Lazio, con il Sassuolo per riattaccare la spina. Cataldi verso il forfait
Una vittoria per la Champions, un successo per scacciare le paure. Anzi, una soltanto: la paura che la Lazio si sentisse già qualificata per la Champions e che, inconsciamente, abbia staccato la spina. Sarri dopo la sconfitta contro l’Inter ha strigliato la squadra, chiamata al riscatto immediato domani sera contro il Sassuolo all’Olimpico. Non aveva mai perso due partite consecutive in campionato, la Lazio, ma nonostante ciò è rimasta al secondo posto, anche se le altre da sotto hanno tutte accorciato. Un terzo ko di fila però può essere devastante sia in classifica ma soprattutto sul morale della Lazio che sabato affronterà l’ultimo scontro diretto della stagione, sempre a San Siro, contro il Milan.

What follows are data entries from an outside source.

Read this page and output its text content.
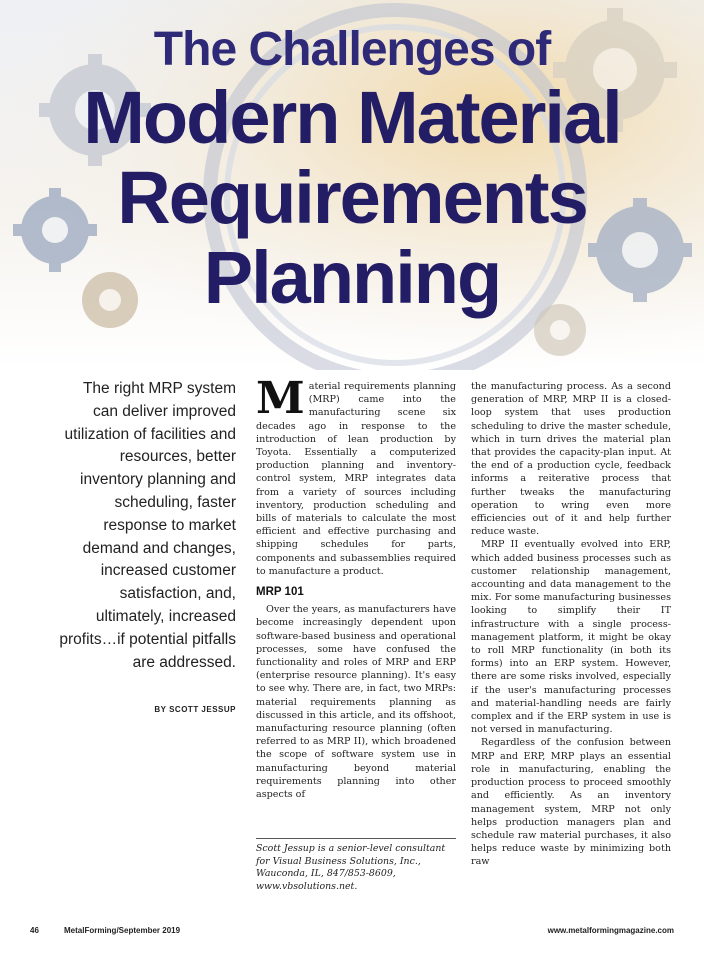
The Challenges of
Modern Material
Requirements
Planning
The right MRP system can deliver improved utilization of facilities and resources, better inventory planning and scheduling, faster response to market demand and changes, increased customer satisfaction, and, ultimately, increased profits…if potential pitfalls are addressed.
BY SCOTT JESSUP

Material requirements planning (MRP) came into the manufacturing scene six decades ago in response to the introduction of lean production by Toyota. Essentially a computerized production planning and inventory-control system, MRP integrates data from a variety of sources including inventory, production scheduling and bills of materials to calculate the most efficient and effective purchasing and shipping schedules for parts, components and subassemblies required to manufacture a product.

MRP 101

Over the years, as manufacturers have become increasingly dependent upon software-based business and operational processes, some have confused the functionality and roles of MRP and ERP (enterprise resource planning). It's easy to see why. There are, in fact, two MRPs: material requirements planning as discussed in this article, and its offshoot, manufacturing resource planning (often referred to as MRP II), which broadened the scope of software system use in manufacturing beyond material requirements planning into other aspects of

Scott Jessup is a senior-level consultant for Visual Business Solutions, Inc., Wauconda, IL, 847/853-8609, www.vbsolutions.net.

the manufacturing process. As a second generation of MRP, MRP II is a closed-loop system that uses production scheduling to drive the master schedule, which in turn drives the material plan that provides the capacity-plan input. At the end of a production cycle, feedback informs a reiterative process that further tweaks the manufacturing operation to wring even more efficiencies out of it and help further reduce waste.

MRP II eventually evolved into ERP, which added business processes such as customer relationship management, accounting and data management to the mix. For some manufacturing businesses looking to simplify their IT infrastructure with a single process-management platform, it might be okay to roll MRP functionality (in both its forms) into an ERP system. However, there are some risks involved, especially if the user's manufacturing processes and material-handling needs are fairly complex and if the ERP system in use is not versed in manufacturing.

Regardless of the confusion between MRP and ERP, MRP plays an essential role in manufacturing, enabling the production process to proceed smoothly and efficiently. As an inventory management system, MRP not only helps production managers plan and schedule raw material purchases, it also helps reduce waste by minimizing both raw

46	MetalForming/September 2019	www.metalformingmagazine.com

Dubbi di formazione sono pochi. L’unico riguarda chi giocherà in cabina di regia tra Milinkovic e Luis Alberto perché Cataldi, uscito nella ripresa contro l’Inter per una forte contusione al polpaccio destro dopo uno scontro con Lukaku, non recupererà per il Sassuolo: da Formello temono che possa essere anche out anche contro il Milan sabato. Visto che Vecino è stato protagonista in negativo domenica, considerando anche le caratteristiche del Sassuolo, una squadra meno fisica ma più rapida, non è escluso che Sarri possa lanciare Marcos Antonio, reduce dal suo primo gol laziale contro lo Spezia. Con il Torino, poi, è subentrato bene, dimostrando di meritare un’occasione.